Oral kandidiyaz ve ses kısılması riskini azaltmak bakımından hastalar, her inhale kortikosteroid uygulamasından sonra ağızlarını çalkalamaları ya da dişlerini fırçalamaları konusunda uyarılmalıdırlar. Oral kandidiyaz, inhale budesonid tedavisini kesmeye gerek kalmadan lokal antimikotik tedavi ile hızla kontrol altına alınabilir.

Klinik astım semptomlarının alevlenmesi, akut bakteriyel solunum yolu enfeksiyonlarına bağlı olabilir ve bu durum uygun antibiyotik tedavisini gerektirebilir. Bu hastalarda inhale budesonid dozunun artırılması ve kısa dönemli oral kortikosteroid kullanımı gerekli olabilir. Hızlı etkili bir inhale bronkodilatör, akut astım semptomlarını hafifletmek açısından "kurtarıcı" ilaç olarak kullanılmalıdır.

Aktif ve latent akciğer tüberkülozu olan hastalarda budesonid easyhaler tedavisine başlanmadan önce hastalarda yeterli bakım ve spesifik terapötik kontrol sağlanmış olmalıdır. Benzer şekilde solunum yollarında fungal, viral ya da diğer enfeksiyonları olan hastalar da yakın gözlem ve özel bakım gerektirmektedir.

Bu hastalar yalnızca söz konusu enfeksiyonlara yönelik yeterli tedavi görüyorlarsa budesonid easyhaler kullanmalıdırlar.

Solunum yollarında aşırı mukoz sekresyonu olan hastalarda kısa dönemli oral kortikosteroid tedavisi gerekli görülebilir.

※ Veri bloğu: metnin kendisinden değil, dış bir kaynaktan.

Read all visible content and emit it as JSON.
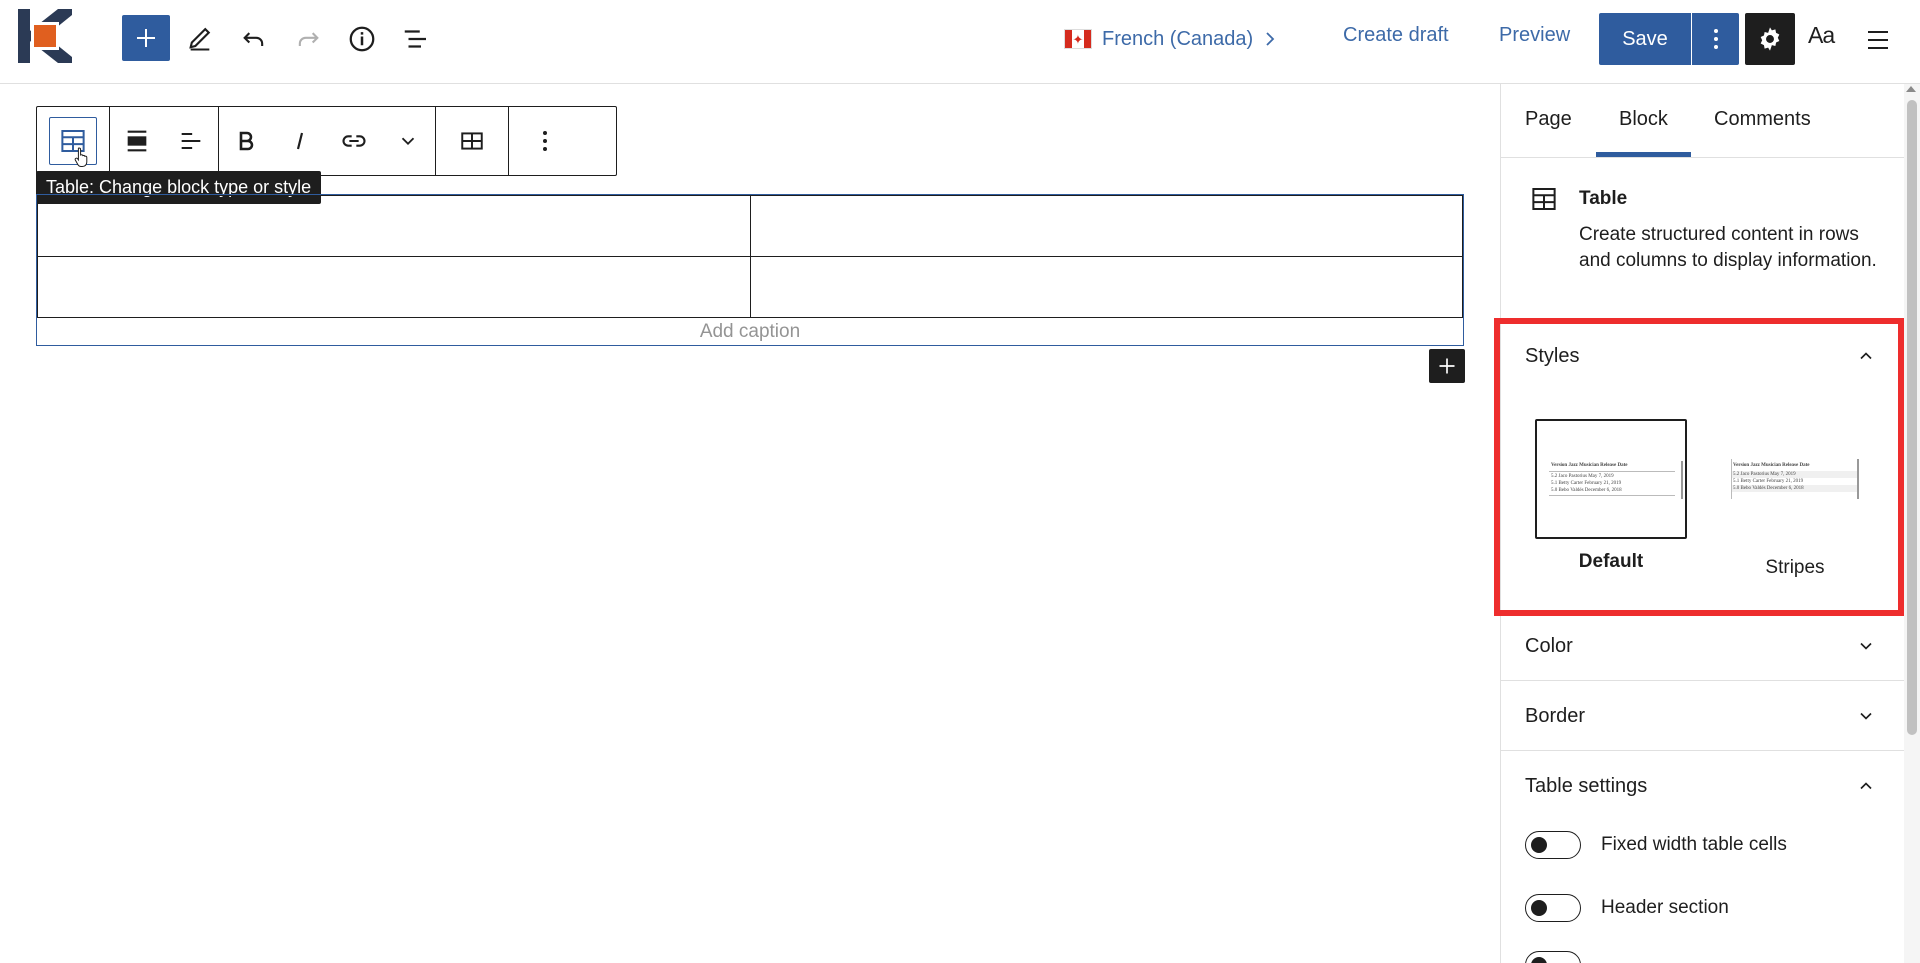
{
  "topbar": {
    "language": "French (Canada)",
    "create_draft": "Create draft",
    "preview": "Preview",
    "save": "Save",
    "typography_label": "Aa"
  },
  "block_toolbar": {
    "tooltip": "Table: Change block type or style"
  },
  "table_block": {
    "rows": [
      [
        "",
        ""
      ],
      [
        "",
        ""
      ]
    ],
    "caption_placeholder": "Add caption"
  },
  "sidebar": {
    "tabs": [
      "Page",
      "Block",
      "Comments"
    ],
    "active_tab": "Block",
    "block_card": {
      "title": "Table",
      "description": "Create structured content in rows and columns to display information."
    },
    "styles": {
      "title": "Styles",
      "options": [
        {
          "label": "Default",
          "selected": true
        },
        {
          "label": "Stripes",
          "selected": false
        }
      ]
    },
    "panels": {
      "color": "Color",
      "border": "Border",
      "table_settings": "Table settings"
    },
    "toggles": [
      {
        "label": "Fixed width table cells",
        "on": false
      },
      {
        "label": "Header section",
        "on": false
      }
    ]
  },
  "colors": {
    "accent": "#2f5c9e",
    "highlight": "#ee2d2d",
    "dark": "#1e1e1e"
  }
}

Şiddetli karaciğer fonksiyon bozukluğu olan hastalarda, inhale budesonid tedavisi eliminasyon hızında azalmaya ve dolayısıyla ilacın sistemik varlığında artışa neden olabilir. Buna bağlı olarak olası sistemik etkiler oluşabilir. Bu nedenle söz konusu hastalarda hipotalamik pitüiter adrenokortikal (HPA) fonksiyonlar düzenli aralıklarla izlenmelidir.

Ketokonazol ya da diğer güçlü CYP3A4 inhibitörleriyle eşzamanlı tedaviden kaçınılmalıdır (Bakınız - bölüm 4.5). Eğer böyle bir uygulama olası değilse, etkileşen ilaçların uygulaması arasındaki zaman aralığı olabildiğince uzun olmalıdır.

Budesonid easyhaler çok düşük miktarda laktoz içermektedir (yaklaşık 16 mg).

Nadir kalıtımsal galaktoz intoleransı, Lapp laktoz yetmezliği yada glikoz-galaktoz

Araç ve makine kullanımı üzerindeki etkiler

Yeterli veri bulunmamakla birlikte COMBİPACK EASYHALER araba ve makine kullanma becerisini etkilemesi beklenmemektedir.